Members of IBM’s UK defined benefit (DB) pension scheme will be able to claim damages against it over the closure of the schemes, the High Court has ruled.
The technology organisation is seeking to appeal the latest decision in the case of IBM vs Dagleish, which it “respectfully” disagreed with, according to a letter to members from its director of HR Anne Conroy.
Mr Justice Warren previously found in April 2014 that IBM had failed to meet its legal obligations to members when it restructured its workplace pension scheme, known as ‘Project Waltz’, which included the closure of one of its DB pension schemes to future accrual, members agreeing to future pay increases being non-pensionable, and a new early retirement policy, under which IBM would largely stop consenting to enhanced early retirements.
The High Court held that in considering the scope of the ‘Imperial’, (after the case Imperial Group Pension Trust vs Imperial Tobacco) and contractual duty in relation to an employer’s exercise of powers under a pension scheme, the correct legal test for breach of that duty was one of ‘irrationality’ and ‘perversity’.
Mr Warren also found that IBM had misled members during the consultation process prior to closure, and said it had also implemented a restrictive early retirement policy.
Following an appeal by IBM, the judge has now ruled that the non-pensionability agreements (NPA) that had been signed by members to make future salary increases non-pensionable were unenforceable.
Employees who had not signed the NPAs were also granted the opportunity to seek damages to reflect the salary increases they would have received had IBM not implemented the changes.
It will be up to each of the employees to prove their losses on a case-by-case basis.
Furthermore, Mr Justice Warren also ruled that IBM would have to carry out a 60-day consultation before issuing a new exclusion notice, which could only have prospective effect, if it wanted to terminate further benefit accrual.
He said: “I have no reason to doubt that the implied duty of trust and confidence was wide enough to cover the breaches which I held in the judgment to exist. In my judgment, the members are entitled to a remedy for that breach. Their rights are not displaced by the statutory scheme.
“It follows in my view, as the trustee submits, that the members are entitled to claim the ordinary remedies for breach of contract. These remedies are not, in principle, restricted and may therefore extend to injunctive relief (if appropriate in accordance with established principles) as well as damages.”
The High Court also confirmed the existence of a related duty, owed to pension scheme members and beneficiaries.
The judgment will have substantial ramifications on businesses when they try to change employee benefits.
Fraser Younson, labour and employment partner at law firm Squire Patton Boggs, said: “This case highlights the fundamental importance that organisations must place on internal communications during a workplace consultation process.
“Employers need to be especially mindful of what they say to employees, particularly when they are trying to persuade them to take a certain action, so as not to undermine the trust the confidence with employees.

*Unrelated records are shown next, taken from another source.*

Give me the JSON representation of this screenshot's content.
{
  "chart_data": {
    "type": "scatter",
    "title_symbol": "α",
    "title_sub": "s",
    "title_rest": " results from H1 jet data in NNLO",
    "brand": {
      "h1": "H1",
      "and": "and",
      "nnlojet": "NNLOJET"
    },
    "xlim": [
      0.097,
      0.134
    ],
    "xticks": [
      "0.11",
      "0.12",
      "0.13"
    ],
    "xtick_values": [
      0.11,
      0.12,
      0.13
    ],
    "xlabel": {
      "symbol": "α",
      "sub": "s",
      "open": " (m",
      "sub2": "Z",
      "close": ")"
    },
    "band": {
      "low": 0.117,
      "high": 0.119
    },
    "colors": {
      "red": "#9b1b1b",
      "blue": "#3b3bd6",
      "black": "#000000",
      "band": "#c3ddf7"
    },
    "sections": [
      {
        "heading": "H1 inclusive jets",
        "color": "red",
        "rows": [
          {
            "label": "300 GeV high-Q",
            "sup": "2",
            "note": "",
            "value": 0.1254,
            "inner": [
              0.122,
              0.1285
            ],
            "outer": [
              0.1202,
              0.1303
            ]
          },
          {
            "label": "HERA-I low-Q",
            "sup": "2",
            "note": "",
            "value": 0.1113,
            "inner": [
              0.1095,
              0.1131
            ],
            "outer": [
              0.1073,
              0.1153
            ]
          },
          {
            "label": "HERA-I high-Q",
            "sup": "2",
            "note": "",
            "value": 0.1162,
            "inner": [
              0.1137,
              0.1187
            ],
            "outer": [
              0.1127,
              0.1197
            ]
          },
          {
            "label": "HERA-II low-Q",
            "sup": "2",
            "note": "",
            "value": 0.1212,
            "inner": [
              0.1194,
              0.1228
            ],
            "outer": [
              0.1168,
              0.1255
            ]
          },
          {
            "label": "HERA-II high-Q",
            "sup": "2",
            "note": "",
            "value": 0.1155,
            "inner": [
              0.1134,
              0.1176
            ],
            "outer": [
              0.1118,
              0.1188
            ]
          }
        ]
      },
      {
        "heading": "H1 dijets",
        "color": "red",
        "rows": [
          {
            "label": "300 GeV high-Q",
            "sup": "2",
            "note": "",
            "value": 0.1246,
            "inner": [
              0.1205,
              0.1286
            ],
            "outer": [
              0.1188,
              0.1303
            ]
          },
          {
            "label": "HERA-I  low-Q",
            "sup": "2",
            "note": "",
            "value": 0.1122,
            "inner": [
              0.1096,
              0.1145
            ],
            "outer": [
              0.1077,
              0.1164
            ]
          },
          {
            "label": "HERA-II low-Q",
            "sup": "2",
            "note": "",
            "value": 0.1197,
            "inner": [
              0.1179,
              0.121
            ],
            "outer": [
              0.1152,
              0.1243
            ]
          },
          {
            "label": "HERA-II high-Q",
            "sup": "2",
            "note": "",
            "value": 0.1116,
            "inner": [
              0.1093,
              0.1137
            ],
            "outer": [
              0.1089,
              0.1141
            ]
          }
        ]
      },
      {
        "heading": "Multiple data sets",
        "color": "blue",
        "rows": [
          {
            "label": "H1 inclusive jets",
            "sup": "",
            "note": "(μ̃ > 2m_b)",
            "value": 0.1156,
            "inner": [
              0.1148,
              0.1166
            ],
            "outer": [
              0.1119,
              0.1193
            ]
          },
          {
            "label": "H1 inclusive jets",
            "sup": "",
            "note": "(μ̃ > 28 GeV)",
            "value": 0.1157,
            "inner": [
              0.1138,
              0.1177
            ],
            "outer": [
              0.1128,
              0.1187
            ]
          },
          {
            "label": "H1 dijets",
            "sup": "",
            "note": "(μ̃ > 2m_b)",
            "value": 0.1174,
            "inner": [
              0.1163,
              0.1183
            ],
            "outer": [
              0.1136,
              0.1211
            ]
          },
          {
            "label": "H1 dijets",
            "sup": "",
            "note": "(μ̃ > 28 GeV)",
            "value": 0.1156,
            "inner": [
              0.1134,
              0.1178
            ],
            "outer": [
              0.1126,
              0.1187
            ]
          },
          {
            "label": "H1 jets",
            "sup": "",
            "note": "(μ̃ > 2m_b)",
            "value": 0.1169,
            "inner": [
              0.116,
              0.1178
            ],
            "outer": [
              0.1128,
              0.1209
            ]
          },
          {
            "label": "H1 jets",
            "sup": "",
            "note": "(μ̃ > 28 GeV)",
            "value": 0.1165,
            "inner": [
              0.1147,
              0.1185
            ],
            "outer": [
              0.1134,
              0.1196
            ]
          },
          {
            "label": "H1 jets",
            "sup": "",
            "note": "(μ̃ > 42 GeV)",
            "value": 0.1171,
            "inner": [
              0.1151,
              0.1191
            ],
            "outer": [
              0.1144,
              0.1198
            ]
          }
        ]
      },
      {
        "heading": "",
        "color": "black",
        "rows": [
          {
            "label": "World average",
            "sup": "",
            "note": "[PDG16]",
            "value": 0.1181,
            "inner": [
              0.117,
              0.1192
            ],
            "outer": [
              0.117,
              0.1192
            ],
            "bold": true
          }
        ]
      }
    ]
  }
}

“Cost savings and arguments about ‘the bottom line’ might not be considered proper business justification for benefit changes, particularly when communication around such changes is found to be misleading.

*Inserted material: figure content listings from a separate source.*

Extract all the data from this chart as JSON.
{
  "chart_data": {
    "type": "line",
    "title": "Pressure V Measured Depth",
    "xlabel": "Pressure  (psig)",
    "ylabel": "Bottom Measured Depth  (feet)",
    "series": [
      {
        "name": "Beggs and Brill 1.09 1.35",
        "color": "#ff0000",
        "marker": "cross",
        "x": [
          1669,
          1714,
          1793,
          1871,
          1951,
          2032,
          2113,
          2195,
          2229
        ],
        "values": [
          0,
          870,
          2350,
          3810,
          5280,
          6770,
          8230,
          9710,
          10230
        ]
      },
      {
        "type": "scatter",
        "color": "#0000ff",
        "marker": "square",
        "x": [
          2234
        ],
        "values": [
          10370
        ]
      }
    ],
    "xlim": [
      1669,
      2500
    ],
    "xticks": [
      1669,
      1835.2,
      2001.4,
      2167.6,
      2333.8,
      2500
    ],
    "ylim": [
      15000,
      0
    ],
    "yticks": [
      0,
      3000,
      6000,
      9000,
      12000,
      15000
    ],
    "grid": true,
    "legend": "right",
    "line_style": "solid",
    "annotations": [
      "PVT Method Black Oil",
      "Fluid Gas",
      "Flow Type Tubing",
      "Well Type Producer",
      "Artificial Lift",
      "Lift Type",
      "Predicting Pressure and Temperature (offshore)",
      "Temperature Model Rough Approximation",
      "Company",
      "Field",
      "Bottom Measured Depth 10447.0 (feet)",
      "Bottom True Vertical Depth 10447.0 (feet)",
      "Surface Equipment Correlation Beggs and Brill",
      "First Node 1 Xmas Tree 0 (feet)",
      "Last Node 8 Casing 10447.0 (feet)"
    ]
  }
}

“The employer’s breach of trust and confidence during the consultation process meant that this was, in the end, unenforceable.
“This means that employees will not be required to pay back those salary increases or even forgo them going forward. Staff might also now have a claim of equitable damages, requiring retroactive pension contributions for that higher salary.
“This is not the end of the road for this case. Firstly, Mr Justice Warren commented that he was not in a position to award damages to individuals. It was up to each of the employees to prove their losses on a case-by-case basis.
“Secondly, the judge seemingly dodged the issue of awarding exemplary damages for breach of contract, leaving that point to be argued for another time.”